The World in 2020…
This may seem far away, but in four years, 2020 will be a reality. In four years, we will see continued growth in technology, which will no doubt impact education as well as the teachers and students who live in this world. In 2016, we are seeing a surge in online education, new web-applications to support teaching and learning, and video-based programing that allows teachers and students to connect and learn from the comfort of their own home. Teachers lead students to discovery, but with the Internet, students are more likely to develop their own path as they use the Web to learn. By 2020, the amount of information available to students will be even larger than it is now, which will be a challenge as teachers start to guide students through the web. Technology will be used to facilitate this learning, even more so than used now. The future of education is already here, and the year 2020 will likely include more online learning, changing the roles of both students and teachers.

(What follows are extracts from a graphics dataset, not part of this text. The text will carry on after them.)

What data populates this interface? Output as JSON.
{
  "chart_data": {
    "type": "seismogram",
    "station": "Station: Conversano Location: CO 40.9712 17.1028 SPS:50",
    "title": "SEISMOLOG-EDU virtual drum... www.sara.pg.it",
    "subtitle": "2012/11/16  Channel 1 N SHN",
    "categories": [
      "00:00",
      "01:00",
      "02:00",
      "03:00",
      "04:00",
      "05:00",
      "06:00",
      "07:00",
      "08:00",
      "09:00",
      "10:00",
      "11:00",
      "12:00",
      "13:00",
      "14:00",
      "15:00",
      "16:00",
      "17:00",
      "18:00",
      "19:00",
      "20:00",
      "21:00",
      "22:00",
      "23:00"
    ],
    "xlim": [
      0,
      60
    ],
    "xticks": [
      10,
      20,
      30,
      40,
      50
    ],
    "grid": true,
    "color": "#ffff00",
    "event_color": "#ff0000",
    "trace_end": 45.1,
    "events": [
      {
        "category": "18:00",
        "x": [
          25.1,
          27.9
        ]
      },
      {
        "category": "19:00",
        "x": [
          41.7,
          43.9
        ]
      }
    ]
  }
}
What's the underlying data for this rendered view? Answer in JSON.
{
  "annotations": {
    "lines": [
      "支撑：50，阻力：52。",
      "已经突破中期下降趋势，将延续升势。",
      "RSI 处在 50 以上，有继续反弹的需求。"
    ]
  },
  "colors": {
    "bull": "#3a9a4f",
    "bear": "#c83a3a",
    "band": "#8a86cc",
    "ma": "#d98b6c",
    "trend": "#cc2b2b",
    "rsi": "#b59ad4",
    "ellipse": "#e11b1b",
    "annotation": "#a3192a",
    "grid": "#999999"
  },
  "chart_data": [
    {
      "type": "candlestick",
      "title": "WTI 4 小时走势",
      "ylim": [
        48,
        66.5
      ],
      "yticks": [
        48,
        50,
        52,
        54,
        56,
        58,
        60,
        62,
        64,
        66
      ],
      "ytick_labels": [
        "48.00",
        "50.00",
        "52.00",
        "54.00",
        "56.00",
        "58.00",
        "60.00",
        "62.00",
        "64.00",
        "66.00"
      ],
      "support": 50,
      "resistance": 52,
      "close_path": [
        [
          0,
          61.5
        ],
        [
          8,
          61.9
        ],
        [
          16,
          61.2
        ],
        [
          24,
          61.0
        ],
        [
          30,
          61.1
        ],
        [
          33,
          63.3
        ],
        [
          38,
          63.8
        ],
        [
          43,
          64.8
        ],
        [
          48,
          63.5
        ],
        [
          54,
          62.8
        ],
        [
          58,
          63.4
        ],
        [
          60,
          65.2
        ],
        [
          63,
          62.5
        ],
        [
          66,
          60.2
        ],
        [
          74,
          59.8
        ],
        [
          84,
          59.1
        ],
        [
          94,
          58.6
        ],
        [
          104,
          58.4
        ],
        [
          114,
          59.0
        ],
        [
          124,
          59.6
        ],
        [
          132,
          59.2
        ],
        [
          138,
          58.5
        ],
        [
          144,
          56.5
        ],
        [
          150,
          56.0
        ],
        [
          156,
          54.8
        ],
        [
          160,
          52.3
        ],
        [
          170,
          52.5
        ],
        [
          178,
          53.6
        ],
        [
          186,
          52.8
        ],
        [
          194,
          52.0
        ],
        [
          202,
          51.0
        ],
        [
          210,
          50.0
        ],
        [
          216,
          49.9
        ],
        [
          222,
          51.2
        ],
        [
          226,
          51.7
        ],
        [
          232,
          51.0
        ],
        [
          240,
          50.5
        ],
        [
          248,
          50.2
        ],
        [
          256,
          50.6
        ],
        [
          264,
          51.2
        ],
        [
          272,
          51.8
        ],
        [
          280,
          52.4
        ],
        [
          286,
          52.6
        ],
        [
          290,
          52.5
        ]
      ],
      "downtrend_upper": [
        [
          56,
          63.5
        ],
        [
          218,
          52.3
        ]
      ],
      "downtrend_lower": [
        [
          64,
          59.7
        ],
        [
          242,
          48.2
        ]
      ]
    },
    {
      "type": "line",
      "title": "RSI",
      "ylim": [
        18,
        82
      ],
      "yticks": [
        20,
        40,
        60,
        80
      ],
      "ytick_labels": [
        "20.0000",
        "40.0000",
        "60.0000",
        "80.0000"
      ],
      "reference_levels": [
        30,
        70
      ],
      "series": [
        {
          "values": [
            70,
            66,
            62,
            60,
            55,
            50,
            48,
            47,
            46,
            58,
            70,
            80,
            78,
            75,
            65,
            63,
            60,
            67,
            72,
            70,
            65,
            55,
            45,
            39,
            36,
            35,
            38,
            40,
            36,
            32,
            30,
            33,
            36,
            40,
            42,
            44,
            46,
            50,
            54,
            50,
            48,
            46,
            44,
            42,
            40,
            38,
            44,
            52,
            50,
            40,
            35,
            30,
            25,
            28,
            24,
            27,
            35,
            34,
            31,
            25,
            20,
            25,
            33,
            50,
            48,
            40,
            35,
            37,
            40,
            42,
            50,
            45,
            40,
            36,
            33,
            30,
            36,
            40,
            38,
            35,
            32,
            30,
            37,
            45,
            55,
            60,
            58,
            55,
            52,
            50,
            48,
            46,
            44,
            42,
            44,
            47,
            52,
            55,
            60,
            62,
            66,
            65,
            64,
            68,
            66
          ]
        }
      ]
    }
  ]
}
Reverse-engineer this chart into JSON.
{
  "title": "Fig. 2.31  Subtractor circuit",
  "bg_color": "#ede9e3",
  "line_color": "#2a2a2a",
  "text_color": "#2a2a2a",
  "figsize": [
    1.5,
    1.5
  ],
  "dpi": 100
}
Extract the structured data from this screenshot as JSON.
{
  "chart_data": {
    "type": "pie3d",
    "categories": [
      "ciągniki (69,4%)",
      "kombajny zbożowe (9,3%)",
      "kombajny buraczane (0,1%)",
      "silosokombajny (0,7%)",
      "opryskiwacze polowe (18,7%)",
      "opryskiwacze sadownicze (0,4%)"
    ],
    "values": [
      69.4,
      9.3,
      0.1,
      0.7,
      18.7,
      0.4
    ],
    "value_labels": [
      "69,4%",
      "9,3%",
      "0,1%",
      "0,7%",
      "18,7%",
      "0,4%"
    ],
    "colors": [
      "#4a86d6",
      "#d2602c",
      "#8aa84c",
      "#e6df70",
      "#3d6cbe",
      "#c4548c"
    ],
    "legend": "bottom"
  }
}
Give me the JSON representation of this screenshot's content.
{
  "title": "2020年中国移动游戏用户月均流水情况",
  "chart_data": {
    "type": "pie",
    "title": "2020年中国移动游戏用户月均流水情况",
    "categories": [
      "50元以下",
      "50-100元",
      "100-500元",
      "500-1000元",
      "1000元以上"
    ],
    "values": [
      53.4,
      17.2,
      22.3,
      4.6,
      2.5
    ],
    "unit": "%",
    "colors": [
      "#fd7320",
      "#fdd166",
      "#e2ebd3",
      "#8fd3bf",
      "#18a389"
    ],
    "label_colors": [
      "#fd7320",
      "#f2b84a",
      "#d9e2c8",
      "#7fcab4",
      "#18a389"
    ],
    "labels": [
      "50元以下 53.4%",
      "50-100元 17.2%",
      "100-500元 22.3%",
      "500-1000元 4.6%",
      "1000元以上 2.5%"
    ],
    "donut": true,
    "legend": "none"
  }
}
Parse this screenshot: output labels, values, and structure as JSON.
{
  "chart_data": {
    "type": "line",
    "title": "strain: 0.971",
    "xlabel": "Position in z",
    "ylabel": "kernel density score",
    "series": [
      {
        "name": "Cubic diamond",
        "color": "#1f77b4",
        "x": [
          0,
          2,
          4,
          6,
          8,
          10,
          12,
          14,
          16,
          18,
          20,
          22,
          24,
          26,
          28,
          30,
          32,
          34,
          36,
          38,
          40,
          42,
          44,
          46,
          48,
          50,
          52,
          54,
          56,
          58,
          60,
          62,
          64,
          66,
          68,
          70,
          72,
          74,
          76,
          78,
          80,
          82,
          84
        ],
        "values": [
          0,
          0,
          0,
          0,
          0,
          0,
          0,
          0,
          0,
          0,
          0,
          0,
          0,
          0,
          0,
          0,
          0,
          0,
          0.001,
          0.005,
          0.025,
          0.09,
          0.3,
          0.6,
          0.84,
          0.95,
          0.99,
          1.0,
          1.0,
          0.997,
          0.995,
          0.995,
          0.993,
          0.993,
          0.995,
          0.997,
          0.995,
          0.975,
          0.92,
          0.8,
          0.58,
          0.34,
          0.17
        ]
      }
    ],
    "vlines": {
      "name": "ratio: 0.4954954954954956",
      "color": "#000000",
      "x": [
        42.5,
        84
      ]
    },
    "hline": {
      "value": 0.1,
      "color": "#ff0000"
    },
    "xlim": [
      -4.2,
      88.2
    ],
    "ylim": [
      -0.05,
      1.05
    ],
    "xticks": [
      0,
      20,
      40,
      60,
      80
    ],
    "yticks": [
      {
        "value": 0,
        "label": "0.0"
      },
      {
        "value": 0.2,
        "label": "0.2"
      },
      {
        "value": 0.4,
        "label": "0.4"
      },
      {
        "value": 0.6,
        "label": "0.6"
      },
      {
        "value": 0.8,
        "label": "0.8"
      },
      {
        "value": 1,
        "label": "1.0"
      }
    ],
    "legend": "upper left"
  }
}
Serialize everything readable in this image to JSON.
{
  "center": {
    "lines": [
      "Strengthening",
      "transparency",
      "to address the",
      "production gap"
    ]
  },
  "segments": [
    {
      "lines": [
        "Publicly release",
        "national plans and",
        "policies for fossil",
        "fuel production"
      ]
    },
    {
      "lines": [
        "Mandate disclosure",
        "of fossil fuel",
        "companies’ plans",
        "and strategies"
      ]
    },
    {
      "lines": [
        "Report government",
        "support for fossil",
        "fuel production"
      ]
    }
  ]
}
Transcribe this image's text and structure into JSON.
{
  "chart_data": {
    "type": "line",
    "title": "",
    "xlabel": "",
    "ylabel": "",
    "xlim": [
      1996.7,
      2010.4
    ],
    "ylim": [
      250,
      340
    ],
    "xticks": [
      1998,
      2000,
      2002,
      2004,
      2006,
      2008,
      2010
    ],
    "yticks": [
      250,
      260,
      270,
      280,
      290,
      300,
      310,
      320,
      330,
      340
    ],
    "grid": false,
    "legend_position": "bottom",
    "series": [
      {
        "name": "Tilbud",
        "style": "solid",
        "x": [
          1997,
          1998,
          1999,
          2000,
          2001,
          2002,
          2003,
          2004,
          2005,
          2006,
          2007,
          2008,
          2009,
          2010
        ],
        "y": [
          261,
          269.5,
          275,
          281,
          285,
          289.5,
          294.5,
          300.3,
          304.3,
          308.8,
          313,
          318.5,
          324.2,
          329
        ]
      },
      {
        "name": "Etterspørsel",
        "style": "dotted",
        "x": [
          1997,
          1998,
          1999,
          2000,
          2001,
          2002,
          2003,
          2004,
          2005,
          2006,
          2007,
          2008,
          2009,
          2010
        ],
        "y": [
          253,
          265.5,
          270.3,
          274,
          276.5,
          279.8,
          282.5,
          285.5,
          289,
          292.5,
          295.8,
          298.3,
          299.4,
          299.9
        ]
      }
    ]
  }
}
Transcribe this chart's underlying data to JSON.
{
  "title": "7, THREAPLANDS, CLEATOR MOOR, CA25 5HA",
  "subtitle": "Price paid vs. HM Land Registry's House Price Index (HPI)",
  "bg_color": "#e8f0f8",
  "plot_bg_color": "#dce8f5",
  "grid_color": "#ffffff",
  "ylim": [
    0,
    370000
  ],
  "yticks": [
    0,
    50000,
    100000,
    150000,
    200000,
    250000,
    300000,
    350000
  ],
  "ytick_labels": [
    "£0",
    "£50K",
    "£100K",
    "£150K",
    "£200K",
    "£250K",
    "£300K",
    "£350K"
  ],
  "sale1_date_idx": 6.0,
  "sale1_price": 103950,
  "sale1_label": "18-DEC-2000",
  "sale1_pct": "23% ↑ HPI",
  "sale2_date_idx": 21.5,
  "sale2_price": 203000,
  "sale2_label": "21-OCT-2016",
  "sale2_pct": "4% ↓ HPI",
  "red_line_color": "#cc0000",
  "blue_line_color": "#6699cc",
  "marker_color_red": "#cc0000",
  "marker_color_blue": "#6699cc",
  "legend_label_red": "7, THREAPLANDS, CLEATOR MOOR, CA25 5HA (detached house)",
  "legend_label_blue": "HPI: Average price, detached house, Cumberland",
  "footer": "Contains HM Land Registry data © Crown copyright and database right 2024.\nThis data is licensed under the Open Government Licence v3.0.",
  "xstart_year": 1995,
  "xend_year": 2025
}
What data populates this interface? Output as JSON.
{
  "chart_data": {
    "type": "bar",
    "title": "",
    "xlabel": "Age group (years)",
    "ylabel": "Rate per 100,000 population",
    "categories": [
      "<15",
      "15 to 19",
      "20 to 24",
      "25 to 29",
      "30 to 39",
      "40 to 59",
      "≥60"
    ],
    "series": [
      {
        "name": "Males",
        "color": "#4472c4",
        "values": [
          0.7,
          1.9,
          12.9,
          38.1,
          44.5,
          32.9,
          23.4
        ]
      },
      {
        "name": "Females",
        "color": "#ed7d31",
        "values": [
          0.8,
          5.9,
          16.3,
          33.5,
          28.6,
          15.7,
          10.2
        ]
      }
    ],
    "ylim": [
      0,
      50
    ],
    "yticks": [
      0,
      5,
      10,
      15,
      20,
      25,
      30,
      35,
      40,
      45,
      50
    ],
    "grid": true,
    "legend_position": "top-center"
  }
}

Teachers who are currently instructing in a traditional environment will likely find themselves in a more blended teaching environment. Textbooks, learning materials, instructional resources are mostly online because students need flexibility with when and where they can access their learning materials. Learning units will likely be more performance based and include the use of technology. If teachers are not instructing online, they will, at the very least, have an online teaching page that includes classroom resources as well as a teacher blogs recounting instruction for the day. This, again, will be necessary, as students may not be conforming to a traditional school schedule. In a true blended environment, teachers would be teaching face-to-face part of the week and using online instructional when not teaching face-to-face. The time that teachers and students have together will likely be to prepare students for assessments and facilitate group projects.
In a blended/hybrid environment, teachers facilitate learning while students create a more individualized learning path. While state standards will continue to be implemented and used to assess student learning, it is likely that curriculum will be designed in such a fashion to support student learning and creation of their own academic path. Both students and teachers will use blogging to sharing information, creating a more global learning environment. Digital footprints for both students and teachers will increase as they use WikiSpaces to collaborate, blogging to sharing learning, RSS feeds to bookmarks newsfeeds for learning purposes, and use various web-applications to design engaging presentations to demonstrate their teaching and learning. Students will spend less time in class and more time online learning about a topic and, ideally, heading out into the world to see their learning in action.
Traditional school, however, is not going anywhere. In fact, the information presented above is likely to be seen in private schools and programs, as they will have the money necessary to fund this change. What traditional schools will likely see is implementation of their own cyber programs, separate from traditional classroom learning. This means that students will have the option, or be required, to take courses either face-to-face and/ or online. The online component will not be supplemental but canned curriculum purchased by the school. Online learning will be offered to students for a variety of reasons, one being health issues keeping them from coming to school but still wanting a rich, academic experience. Classroom teachers may be paid extra to supervise these online courses, as well. This could potentially reduce class sizes and create more in-class opportunities for collaborative learning experiences.
For schools who cannot afford or do not have the desire to start their own cyber program, district or county cyber programs may be in high demand. For example, the online program for which I work in run by the Chester County Intermediate Unit but serves districts across South Eastern Pennsylvania. We also serve urban districts like Philadelphia and Pittsburgh. An online learning model like ours is attractive because districts can offer their students online courses within their home district. They can choose to be online full or part-time but still receive a diploma from their home school. These online programs use certified teachers who hold office hours, live lessons, and attend live events to meet students in person and create rapport.
As far as technology is concerned, there will be an increase in devices within classrooms. More so than today, students will be using Ipads, Iphones, and tablets to guide their learning. Students will likely have experience with these devices as early as primary school, so their use in middle to secondary school use will be second-hand. This is positive because less time will be needed to train students on devices leaving more time for learning. Teachers will also need to be skilled in using these devices to instruct and support student learning. Web-conferencing tools like Skype and Google Hangouts will be used by both teachers and students to connect outside of the traditional class schedule. This is because students may require more meeting time as they develop their own learning path and collaborate with classmates. Teachers will need to be flexible in order to connect with students and support their learning.
On a more personal level, I see teachers, like myself, who have been teaching online for many years, becoming leaders in the online world. I imagine my job will eventually include both instruction and training, possibly outside of my program as schools and districts look to train their teachers in virtual instruction. I also see those with online experience building our own content, moving away from the canned curriculum we feel so restricted by in our current classroom. Our experiences learning about different learning management platforms will prepare us for the day when we build our own curriculum to meet the varying needs of our online learners.
The world of education is changing, and there is no doubt that technology is playing a role in that change. Our job is learning as much as we can to be best prepared for this not-so-distant future and support our students. The advantage of this change is that teachers and students will need to work together in order to support each other and keep up with the changing times. The better we prepare our students for change and the more equipped they are with the technology, the better professionals they will be in a world that will be even more reliant on technology, a world past 2020 and much more into the future.